En outre, les théories du complot, comme c’est le cas aujourd’hui, finissent par justifier les réponses autoritaires aux conflits ; état d’urgence, militarisation et criminalisation de la protestation, par opposition à la nécessité de renforcer les pratiques et les institutions démocratiques. De cette façon, non seulement les bases objectives qui sont à l’origine des conflits sont ignorées, mais un conflit social est transformé ou réduit à une sorte de problème d’ordre public. On tente ainsi de justifier la stratégie de la ligne dure, qui déclare l’état d’urgence, militarise les territoires et criminalise la protestation, précisément pour rétablir l’ordre public. Cela vous dit quelque chose?

  • L’explosion sociale a également attiré l’attention du pays sur le comportement des forces de police dans des scénarios extrêmement tendus, et montre la crise profonde de cette institution. Dans une certaine mesure, depuis que l’état d’urgence a été déclaré à la mi-janvier, Lima et plusieurs villes du pays ont vécu ce que les populations des zones minières vivent depuis des années ; des états d’urgence qui peuvent durer des mois (voire des années), une violence policière extrême, des perquisitions, l’introduction de preuves, des descentes au domicile et dans les locaux des organisations sociales, des arrestations arbitraires, des criminalisations, des poursuites judiciaires, etc.

En outre, depuis de nombreuses années, les populations des régions où l’exploitation minière est présente sont témoins de la signature de contrats entre la police nationale et les sociétés minières, ce qui a fait d’elle une sorte de police privée.

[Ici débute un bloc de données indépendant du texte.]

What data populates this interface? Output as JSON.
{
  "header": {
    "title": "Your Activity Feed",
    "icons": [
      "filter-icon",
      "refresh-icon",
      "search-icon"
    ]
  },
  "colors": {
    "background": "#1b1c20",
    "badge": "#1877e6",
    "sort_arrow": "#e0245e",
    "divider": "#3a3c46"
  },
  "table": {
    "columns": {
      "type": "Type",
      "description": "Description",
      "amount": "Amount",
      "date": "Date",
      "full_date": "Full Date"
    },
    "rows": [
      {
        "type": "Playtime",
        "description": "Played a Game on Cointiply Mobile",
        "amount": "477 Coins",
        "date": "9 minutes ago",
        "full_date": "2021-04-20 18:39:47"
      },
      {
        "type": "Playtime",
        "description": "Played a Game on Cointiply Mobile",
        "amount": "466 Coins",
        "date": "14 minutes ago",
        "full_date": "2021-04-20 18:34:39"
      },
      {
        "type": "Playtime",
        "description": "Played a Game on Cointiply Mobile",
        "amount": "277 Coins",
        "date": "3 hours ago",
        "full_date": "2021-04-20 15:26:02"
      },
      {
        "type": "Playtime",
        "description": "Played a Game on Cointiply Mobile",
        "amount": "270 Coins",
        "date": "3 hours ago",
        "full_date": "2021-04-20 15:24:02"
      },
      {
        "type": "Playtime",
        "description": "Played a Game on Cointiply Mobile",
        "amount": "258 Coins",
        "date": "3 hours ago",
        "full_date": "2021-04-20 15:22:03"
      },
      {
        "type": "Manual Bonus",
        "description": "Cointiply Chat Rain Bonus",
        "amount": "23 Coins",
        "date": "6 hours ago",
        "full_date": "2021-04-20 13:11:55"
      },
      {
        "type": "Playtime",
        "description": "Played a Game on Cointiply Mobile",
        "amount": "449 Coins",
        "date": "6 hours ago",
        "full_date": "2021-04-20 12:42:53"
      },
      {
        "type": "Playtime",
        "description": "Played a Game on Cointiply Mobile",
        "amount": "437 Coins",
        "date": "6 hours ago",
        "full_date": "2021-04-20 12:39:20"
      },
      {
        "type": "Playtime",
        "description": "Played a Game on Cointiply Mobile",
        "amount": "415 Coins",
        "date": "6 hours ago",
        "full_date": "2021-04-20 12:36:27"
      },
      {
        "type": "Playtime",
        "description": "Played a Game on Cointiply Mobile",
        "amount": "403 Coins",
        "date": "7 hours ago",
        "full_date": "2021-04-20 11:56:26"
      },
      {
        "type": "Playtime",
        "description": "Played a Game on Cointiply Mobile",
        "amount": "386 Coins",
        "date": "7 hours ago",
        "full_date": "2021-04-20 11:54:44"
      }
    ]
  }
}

La perception est que la police est aliénée.

  • Le facteur identitaire est fortement présent dans les mobilisations sociales actuelles et a également été présent dans les conflits dans les zones minières. Le niveau de mobilisation auquel nous assistons aujourd’hui ne peut s’expliquer sans prendre en compte la question de l’identité : les régions qui se sont le plus mobilisées sont Ayacucho, Apurímac, Puno, Huancavelica et Cusco, précisément celles qui ont la plus forte concentration de population autochtone.

José Carlos Agüero, un historien péruvien, pose une question fondamentale : « Qu’est-ce que les élites du pays attendaient de cette population dénigrée et stigmatisée? Qu’est-ce qu’elles attendent d’elle? Amnistie Internationale a réalisé une analyse qui prend comme paramètres la concentration des manifestations et le nombre de morts dues à la répression, sur la base des données du Bureau du médiateur péruvien. Le rapport souligne que le nombre de morts arbitraires possibles dues à la répression de l’État se concentre de manière disproportionnée dans les régions où la population est majoritairement autochtone. Alors que les départements à majorité autochtone ne représentent que 13% de la population totale du Pérou, ils comptent pour 80% des décès enregistrés depuis le début de la crise actuelle. Par coïncidence, c’est dans ces territoires que se sont concentrés le plus grand nombre de conflits sociaux au cours des dernières décennies, principalement liés aux activités extractives telles que l’exploitation minière.

Ce sont là quelques-uns des principaux liens que l’on peut établir entre les conflits sociaux liés à l’exploitation minière et les récentes mobilisations. Cela fait partie de l’agenda en suspens que nous traînons encore dans le pays et qui, de temps à autre, nous envoie des signaux par le biais d’explosions de plus en plus importantes.

La première chose à reconnaître est que la tâche qui nous attend est énorme et la manière dont cette crise sera résolue déterminera si le Pérou ouvre un processus qui nous permettra de commencer à combler ces énormes lacunes, dans une perspective d’inclusion et de reconnaissance des droits ou, au contraire, si nous entrons dans une spirale d’autoritarisme et d’exclusion accrue.